The temptation to halt the government programme for a few days was impressively resisted. Hilary Benn, the Environment Secretary, has appeared plausible, measured and reassuring. It has been hard even to drum up a real chorus of disapproval at David Cameron’s decision to go ahead with a long-planned trip to Rwanda. What good could the Leader of the Opposition do here? Stick his finger in the dyke?
It is with increasing desperation that reporters around Central England have sought people to attack the emergency services. One journalist was even reduced to reporting on the rescue of a couple who had previously, stubbornly, refused to be rescued, and their pet budgie. But everyone who wanted out seems to have got out in time. Even in the areas without water, families were being “confined” to nine litres of bottled water a day. There is more in the emergency bowsers, and yet more on its way.
One mother complained that her husband wouldn’t be able to wash; if that is the limit of the discomfort in what are quite exceptional circumstances, then I think we can heave a sigh of relief. Perhaps someone might like to hand out water purification tablets. If water purified by a pill is good enough for even sanitised Westerners to drink in the more disease-ridden parts of the Third World – and it is – then surely we in England could manage to wash our bodies in it.
These floods ought to remind us how very fortunate we are. The rarity of the situation, and the impressive response of all the services, shows what a fine country we live in, and at what a fine time. Who would have believed that a government body, the Environment Agency, could have successfully predicted with such impressive detail, the minute variations that might cause waters to rise at a given point many hours hence? I take my rainhat off to them.
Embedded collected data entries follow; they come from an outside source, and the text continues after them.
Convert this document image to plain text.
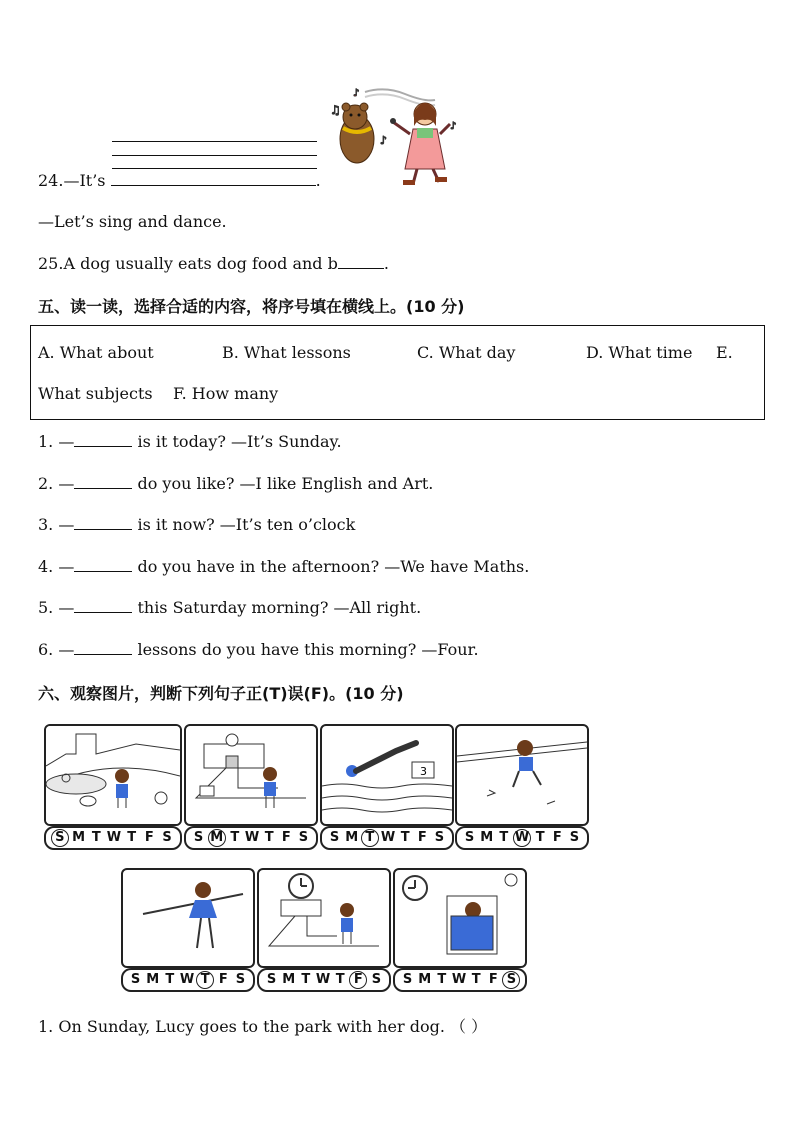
♫
♪
♪
♪
24.—It’s	.
—Let’s sing and dance.
25.A dog usually eats dog food and b	.
五、读一读，选择合适的内容，将序号填在横线上。(10 分)
A. What about	B. What lessons	C. What day	D. What time E.
What subjects F. How many
1. —	is it today? —It’s Sunday.
2. —	do you like? —I like English and Art.
3. —	is it now? —It’s ten o’clock
4. —	do you have in the afternoon? —We have Maths.
5. —	this Saturday morning? —All right.
6. —	lessons do you have this morning? —Four.
六、观察图片，判断下列句子正(T)误(F)。(10 分)
3
S M T W T F S S M T W T F S S M T W T F S S M T W T F S
S M T W T F S S M T W T F S S M T W T F S
1. On Sunday, Lucy goes to the park with her dog. （ ）
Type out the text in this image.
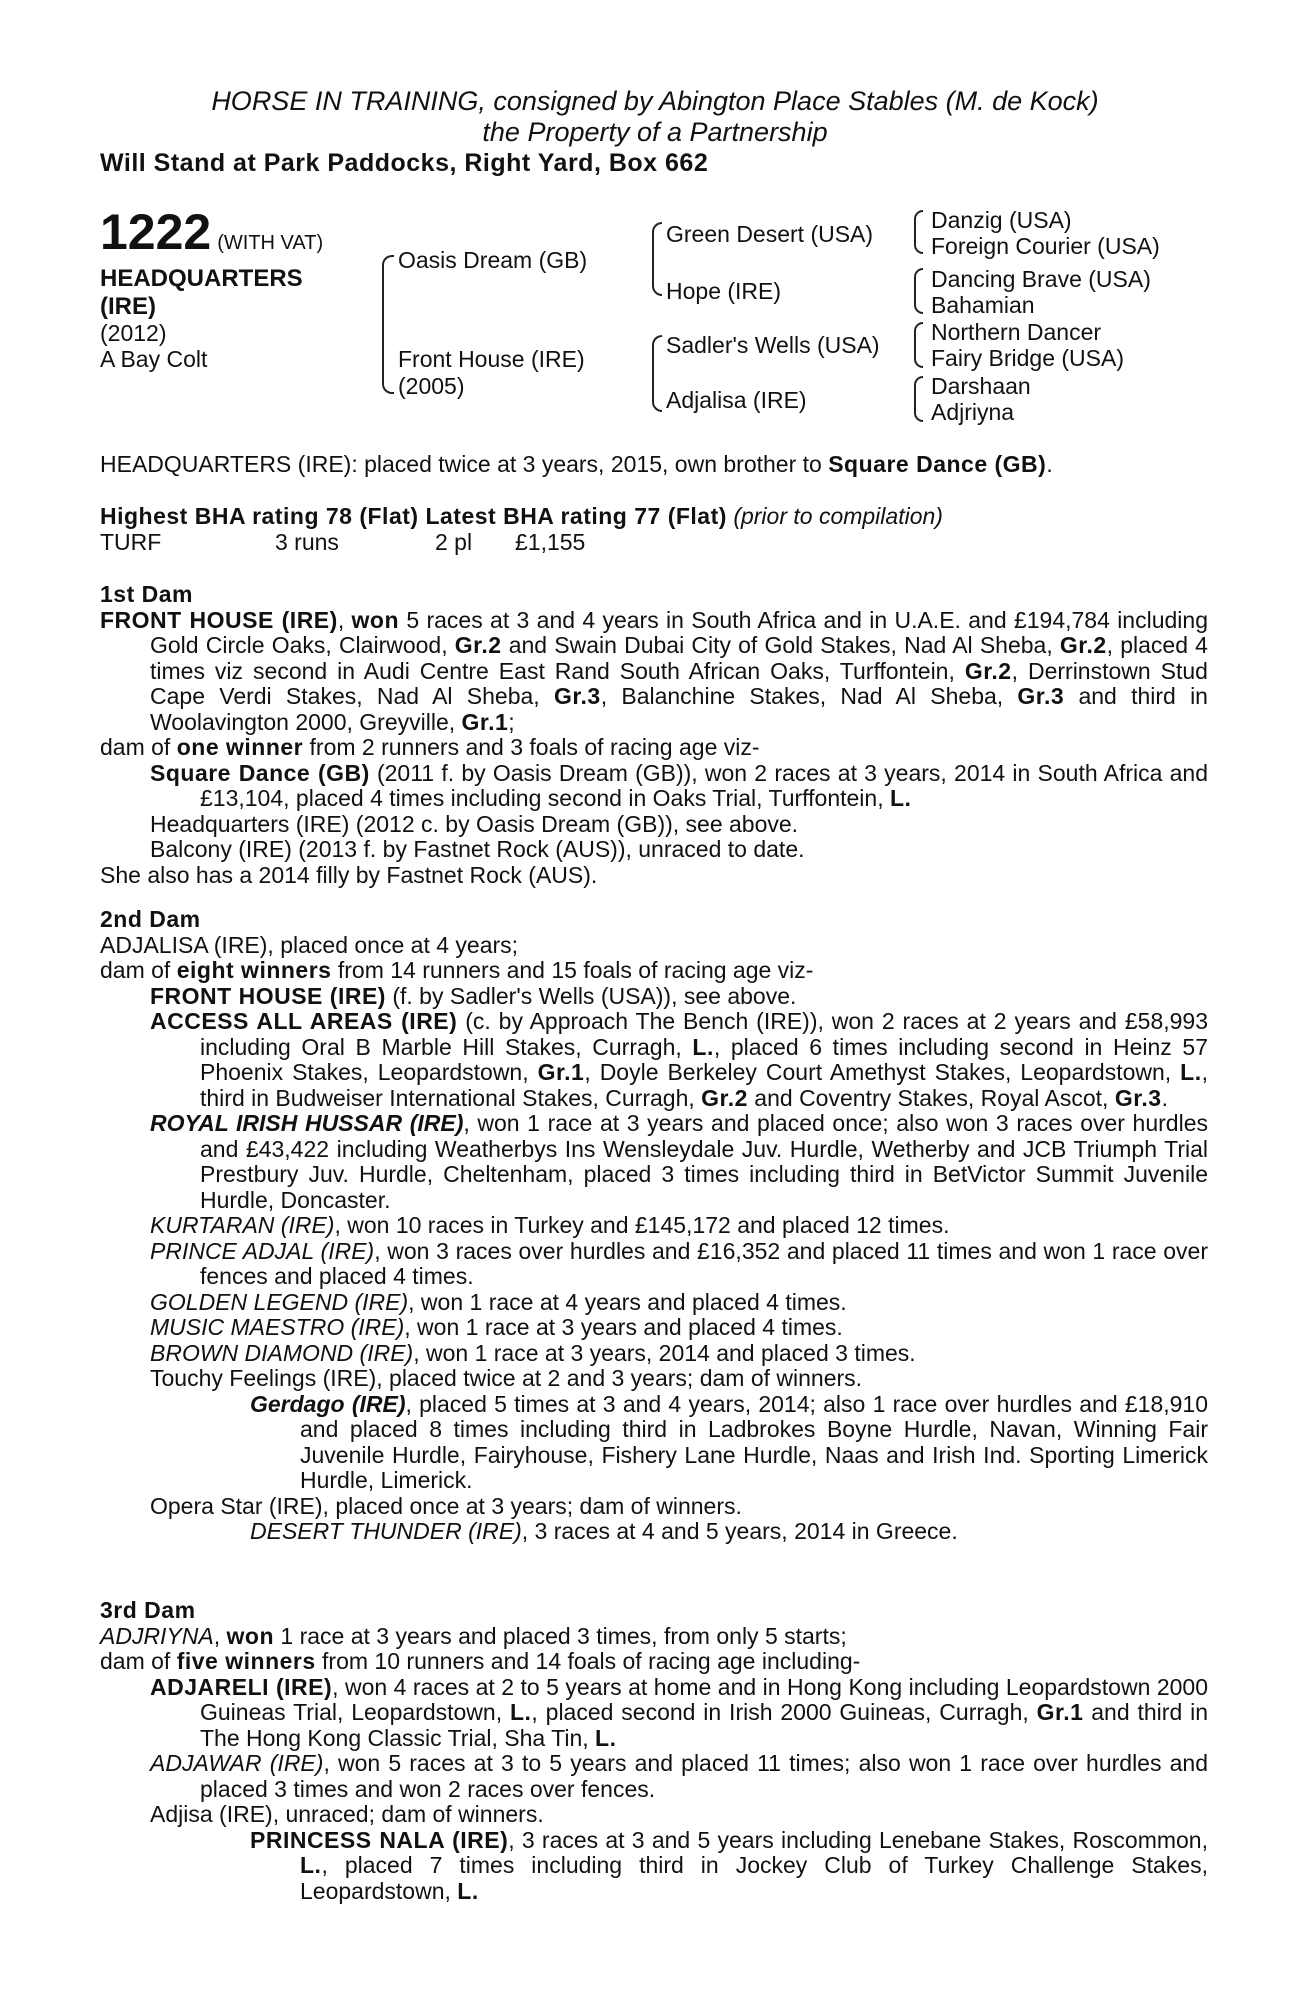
HORSE IN TRAINING, consigned by Abington Place Stables (M. de Kock)
the Property of a Partnership
Will Stand at Park Paddocks, Right Yard, Box 662
1222 (WITH VAT)
HEADQUARTERS
(IRE)
(2012)
A Bay Colt
Oasis Dream (GB)
Front House (IRE)
(2005)
Green Desert (USA)
Hope (IRE)
Sadler's Wells (USA)
Adjalisa (IRE)
Danzig (USA)
Foreign Courier (USA)
Dancing Brave (USA)
Bahamian
Northern Dancer
Fairy Bridge (USA)
Darshaan
Adjriyna

HEADQUARTERS (IRE): placed twice at 3 years, 2015, own brother to Square Dance (GB).

Highest BHA rating 78 (Flat) Latest BHA rating 77 (Flat) (prior to compilation)

TURF	3 runs	2 pl £1,155

1st Dam

FRONT HOUSE (IRE), won 5 races at 3 and 4 years in South Africa and in U.A.E. and £194,784 including Gold Circle Oaks, Clairwood, Gr.2 and Swain Dubai City of Gold Stakes, Nad Al Sheba, Gr.2, placed 4 times viz second in Audi Centre East Rand South African Oaks, Turffontein, Gr.2, Derrinstown Stud Cape Verdi Stakes, Nad Al Sheba, Gr.3, Balanchine Stakes, Nad Al Sheba, Gr.3 and third in Woolavington 2000, Greyville, Gr.1;

dam of one winner from 2 runners and 3 foals of racing age viz-

Square Dance (GB) (2011 f. by Oasis Dream (GB)), won 2 races at 3 years, 2014 in South Africa and £13,104, placed 4 times including second in Oaks Trial, Turffontein, L.

Headquarters (IRE) (2012 c. by Oasis Dream (GB)), see above.

Balcony (IRE) (2013 f. by Fastnet Rock (AUS)), unraced to date.

She also has a 2014 filly by Fastnet Rock (AUS).

2nd Dam

ADJALISA (IRE), placed once at 4 years;

dam of eight winners from 14 runners and 15 foals of racing age viz-

FRONT HOUSE (IRE) (f. by Sadler's Wells (USA)), see above.

ACCESS ALL AREAS (IRE) (c. by Approach The Bench (IRE)), won 2 races at 2 years and £58,993 including Oral B Marble Hill Stakes, Curragh, L., placed 6 times including second in Heinz 57 Phoenix Stakes, Leopardstown, Gr.1, Doyle Berkeley Court Amethyst Stakes, Leopardstown, L., third in Budweiser International Stakes, Curragh, Gr.2 and Coventry Stakes, Royal Ascot, Gr.3.

ROYAL IRISH HUSSAR (IRE), won 1 race at 3 years and placed once; also won 3 races over hurdles and £43,422 including Weatherbys Ins Wensleydale Juv. Hurdle, Wetherby and JCB Triumph Trial Prestbury Juv. Hurdle, Cheltenham, placed 3 times including third in BetVictor Summit Juvenile Hurdle, Doncaster.

KURTARAN (IRE), won 10 races in Turkey and £145,172 and placed 12 times.

PRINCE ADJAL (IRE), won 3 races over hurdles and £16,352 and placed 11 times and won 1 race over fences and placed 4 times.

GOLDEN LEGEND (IRE), won 1 race at 4 years and placed 4 times.

MUSIC MAESTRO (IRE), won 1 race at 3 years and placed 4 times.

BROWN DIAMOND (IRE), won 1 race at 3 years, 2014 and placed 3 times.

Touchy Feelings (IRE), placed twice at 2 and 3 years; dam of winners.

Gerdago (IRE), placed 5 times at 3 and 4 years, 2014; also 1 race over hurdles and £18,910 and placed 8 times including third in Ladbrokes Boyne Hurdle, Navan, Winning Fair Juvenile Hurdle, Fairyhouse, Fishery Lane Hurdle, Naas and Irish Ind. Sporting Limerick Hurdle, Limerick.

Opera Star (IRE), placed once at 3 years; dam of winners.

DESERT THUNDER (IRE), 3 races at 4 and 5 years, 2014 in Greece.

3rd Dam

ADJRIYNA, won 1 race at 3 years and placed 3 times, from only 5 starts;

dam of five winners from 10 runners and 14 foals of racing age including-

ADJARELI (IRE), won 4 races at 2 to 5 years at home and in Hong Kong including Leopardstown 2000 Guineas Trial, Leopardstown, L., placed second in Irish 2000 Guineas, Curragh, Gr.1 and third in The Hong Kong Classic Trial, Sha Tin, L.

ADJAWAR (IRE), won 5 races at 3 to 5 years and placed 11 times; also won 1 race over hurdles and placed 3 times and won 2 races over fences.

Adjisa (IRE), unraced; dam of winners.

PRINCESS NALA (IRE), 3 races at 3 and 5 years including Lenebane Stakes, Roscommon, L., placed 7 times including third in Jockey Club of Turkey Challenge Stakes, Leopardstown, L.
It was striking, watching report after report from the flood-hit areas on Monday night (in, admittedly, the comfort of my nice, dry sitting room), that the young and the elderly were the most sanguine about the rising waters. For the young and able-bodied, without small children to worry about, it is an adventure, of course. They were out there, helping or playing. But the elderly, whom you might expect to be frightened and upset, were the toughest of the lot. It’ll pass . . . we’ve done what we can downstairs . . . someone brought me a nice, hot meal. I sometimes shudder to think what my overpampered generation, accustomed to no real material deprivation, with no experience of war or tragedy on our doorsteps, will be like when we hit old age.
Perhaps it is trite to point out that people around the world are not so lucky. I hope not. Hundreds of people have died in flooding in Asia in the past few weeks: 750 in India, 150 in China, 350 in Pakistan.
Millions are homeless. Flooding in Bangladesh kills hundreds every year and displaces millions more. No insurance company is going to rebuild their homes. And we in the UK do not generally care very much.
According to the World Health Organisation, 1.8 million people die every year from diarrhoeal diseases; 90 per cent are children under 5, mostly in developing countries. Nearly nine in ten of those are attributed to unsafe water supply, inadequate sanitation and hygiene.
I say again, with apologies to those flood victims to whom it might sound flippant: how very lucky we are.